840.4
Routines As Competency. New Medical Routines for Hybrid Health Care Professionalism

Wednesday, July 16, 2014: 5:48 PM
Room: 414
Oral Presentation
Mirko NOORDEGRAAF , Utrecht University, Netherlands
Marlot KUIPER , Utrecht School of Governance, Utrecht University, Netherlands
Margriet SCHNEIDER , Utrecht Academic Medical Center, Netherlands
Liesbeth VAN RENSEN , Utrecht Academic Medical Center, Netherlands
Organizing health care services increasingly encompasses hybrid forms of medical professionalism. Relations between managers and medical professionals become less binary and oppositional; organizational forms become less performance-based and less strictly managerial; medical professionalism itself becomes more organizational. In this paper we focus on the latter trend, as most studies on hybrid professionalism tend to focus on the other two. The rise of ‘organizing professionalism’ (i.e. medical professionalism that includes organizational and managerial capabilities) is usually approached in terms of new competencies.
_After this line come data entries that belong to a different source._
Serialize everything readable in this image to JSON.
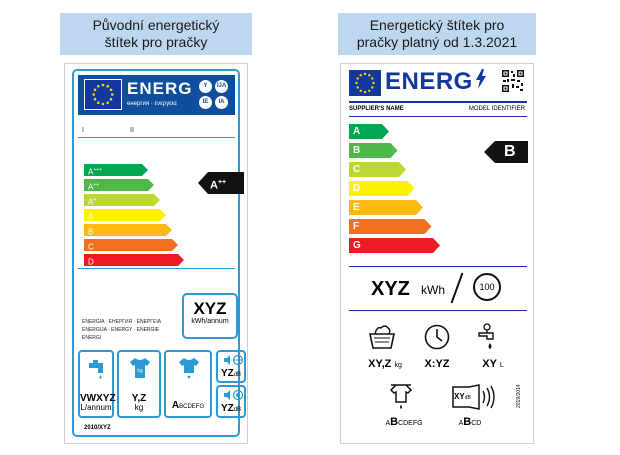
{
  "captions": {
    "old_line1": "Původní energetický",
    "old_line2": "štítek pro pračky",
    "new_line1": "Energetický štítek pro",
    "new_line2": "pračky platný od 1.3.2021"
  },
  "old_label": {
    "energ": "ENERG",
    "energ_sub": "енергия · ενεργεια",
    "badges": [
      "Y",
      "IJA",
      "IE",
      "IA"
    ],
    "roman": [
      "I",
      "II"
    ],
    "classes": [
      {
        "label": "A",
        "sup": "+++",
        "color": "#00a651"
      },
      {
        "label": "A",
        "sup": "++",
        "color": "#50b848"
      },
      {
        "label": "A",
        "sup": "+",
        "color": "#bed630"
      },
      {
        "label": "A",
        "sup": "",
        "color": "#fff200"
      },
      {
        "label": "B",
        "sup": "",
        "color": "#fdb913"
      },
      {
        "label": "C",
        "sup": "",
        "color": "#f37021"
      },
      {
        "label": "D",
        "sup": "",
        "color": "#ed1c24"
      }
    ],
    "rating": {
      "label": "A",
      "sup": "++"
    },
    "energy_value": "XYZ",
    "energy_unit": "kWh/annum",
    "languages": [
      "ENERGIA · ЕНЕРГИЯ · ΕΝΕΡΓΕΙΑ",
      "ENERGIJA · ENERGY · ENERGIE",
      "ENERGI"
    ],
    "water_value": "VWXYZ",
    "water_unit": "L/annum",
    "capacity_value": "Y,Z",
    "capacity_unit": "kg",
    "spin_class_first": "A",
    "spin_class_rest": "BCDEFG",
    "noise_wash": "YZ",
    "noise_spin": "YZ",
    "noise_unit": "dB",
    "footer": "2010/XYZ"
  },
  "new_label": {
    "energ": "ENERG",
    "supplier": "SUPPLIER'S NAME",
    "model": "MODEL IDENTIFIER",
    "classes": [
      {
        "label": "A",
        "color": "#00a651"
      },
      {
        "label": "B",
        "color": "#50b848"
      },
      {
        "label": "C",
        "color": "#bed630"
      },
      {
        "label": "D",
        "color": "#fff200"
      },
      {
        "label": "E",
        "color": "#fdb913"
      },
      {
        "label": "F",
        "color": "#f37021"
      },
      {
        "label": "G",
        "color": "#ed1c24"
      }
    ],
    "rating": "B",
    "energy_value": "XYZ",
    "energy_unit": "kWh",
    "cycles": "100",
    "capacity_value": "XY,Z",
    "capacity_unit": "kg",
    "duration_value": "X:YZ",
    "water_value": "XY",
    "water_unit": "L",
    "spin_first": "A",
    "spin_class": "B",
    "spin_rest": "CDEFG",
    "noise_value": "XY",
    "noise_unit": "dB",
    "noise_first": "A",
    "noise_class": "B",
    "noise_rest": "CD",
    "vertical_code": "2019/2014"
  }
}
New competency models, such as the CanMEDS model for medical professionalism, circumscribe the new roles and acts that (medical) professionals have to perform, including collaborative and managerial roles. We take another approach; we see competency as an institutional phenomenon, instead of an individual one, and we focus on medical routines in order to analyze institutional competency. Medical routines represent institutionalized aspects of medical acts and practices and might help of hinder the rise and spread of (innovative) hybrid service  delivery that is collaborative and well-organized. We especially focus on the many practical and everyday sides of medical routines. We focus on the everyday sides of organizing health care by medical professionals, including multi-professional collaboration and quality and safety management. We (a) explain what we mean by medical routines as institutional competency, (b) describe current changes in medical routines that enable the rise and spread of collaboration and quality and safety management by medical professionals, and (c) trace effects on medical outcomes. Empirically, we focus on changing routines in a Dutch academic medical center.